Yargıtayın kararı metresleri üzecek!
Abone olYargıtayın bu kararından sonra kadınlar kolay kolay evli erkeklerle birlikte olamayacaklar. İşte o karar;
İzmir'de A.S. adlı kadının, eşiyle cinsel ilişkiye giren
kadına karşı açtığı davada son noktayı Yargıtay Hukuk Genel Kurulu
koydu. Yargıtay Hukuk Genel Kurulu, evli erkekle birlikte olan
kadının, mağdur olan kadına tazminat ödenmesi yönünde karar verdi.
Yerel mahkemede tekrar görülecek davada mağdur olan A.S.'ye ne
kadar tazminat ödeneceğine karar verilecek.

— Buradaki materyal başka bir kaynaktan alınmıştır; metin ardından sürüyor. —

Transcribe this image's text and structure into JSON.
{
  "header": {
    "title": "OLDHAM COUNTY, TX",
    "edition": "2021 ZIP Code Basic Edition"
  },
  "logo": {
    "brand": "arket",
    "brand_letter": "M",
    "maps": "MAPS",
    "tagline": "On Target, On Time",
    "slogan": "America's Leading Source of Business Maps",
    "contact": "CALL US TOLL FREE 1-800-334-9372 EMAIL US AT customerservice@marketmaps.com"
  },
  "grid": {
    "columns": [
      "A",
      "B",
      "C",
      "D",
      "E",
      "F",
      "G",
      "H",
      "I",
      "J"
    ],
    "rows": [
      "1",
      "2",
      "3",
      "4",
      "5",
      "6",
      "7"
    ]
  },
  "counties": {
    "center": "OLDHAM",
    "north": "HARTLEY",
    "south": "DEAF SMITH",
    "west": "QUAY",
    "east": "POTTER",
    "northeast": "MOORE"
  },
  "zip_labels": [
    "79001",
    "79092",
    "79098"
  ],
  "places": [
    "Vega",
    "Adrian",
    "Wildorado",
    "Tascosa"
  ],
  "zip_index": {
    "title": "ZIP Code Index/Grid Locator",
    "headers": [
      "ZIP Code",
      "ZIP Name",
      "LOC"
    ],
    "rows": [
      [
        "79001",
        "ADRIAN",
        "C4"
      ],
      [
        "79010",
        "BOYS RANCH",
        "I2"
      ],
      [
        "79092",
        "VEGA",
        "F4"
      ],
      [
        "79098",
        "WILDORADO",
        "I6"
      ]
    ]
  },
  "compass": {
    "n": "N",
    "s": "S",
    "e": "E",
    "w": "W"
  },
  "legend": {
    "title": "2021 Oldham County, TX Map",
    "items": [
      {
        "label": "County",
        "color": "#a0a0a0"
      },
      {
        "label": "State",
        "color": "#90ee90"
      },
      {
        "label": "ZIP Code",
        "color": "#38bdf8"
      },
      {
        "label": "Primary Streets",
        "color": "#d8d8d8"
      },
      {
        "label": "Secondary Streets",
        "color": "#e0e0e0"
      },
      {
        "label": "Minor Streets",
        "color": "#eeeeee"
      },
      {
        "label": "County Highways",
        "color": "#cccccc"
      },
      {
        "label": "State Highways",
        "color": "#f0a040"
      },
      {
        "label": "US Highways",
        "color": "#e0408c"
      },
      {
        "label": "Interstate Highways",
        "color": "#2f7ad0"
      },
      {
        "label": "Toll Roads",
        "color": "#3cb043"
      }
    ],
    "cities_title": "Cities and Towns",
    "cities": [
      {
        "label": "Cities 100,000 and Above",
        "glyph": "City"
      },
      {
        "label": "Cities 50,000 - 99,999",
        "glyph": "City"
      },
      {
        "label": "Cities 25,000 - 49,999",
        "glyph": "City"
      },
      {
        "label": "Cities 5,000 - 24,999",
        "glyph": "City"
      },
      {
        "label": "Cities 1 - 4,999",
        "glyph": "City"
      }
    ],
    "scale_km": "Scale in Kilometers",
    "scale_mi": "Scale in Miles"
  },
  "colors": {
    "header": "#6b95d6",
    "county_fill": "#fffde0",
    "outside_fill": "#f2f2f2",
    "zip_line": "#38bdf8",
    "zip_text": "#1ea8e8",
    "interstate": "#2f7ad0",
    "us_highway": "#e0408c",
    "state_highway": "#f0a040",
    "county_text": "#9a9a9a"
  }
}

A.S., 5 yıl önce intihar eden eşi pilot binbaşı Murat S. ile
ilişkiye girip ‘kişilik haklarına zarar verdiği’ iddiasıyla T.A.'ya
10 bin liralık manevi tazminat davası açtı. Yerel mahkeme
davayı reddetti. Temyize başvuran A.S.'nin talebini
yerinde gören Yargıtay 4'üncü Hukuk Dairesi, T.A.'nın, evli
olduğunu bilmesine rağmen davacının eşi ile duygusal ve cinsel
ilişkiye girdiğini, bu nedenle tazminat ödemeye mahkum
edilmesi gerektiğini belirtip kararı bozdu.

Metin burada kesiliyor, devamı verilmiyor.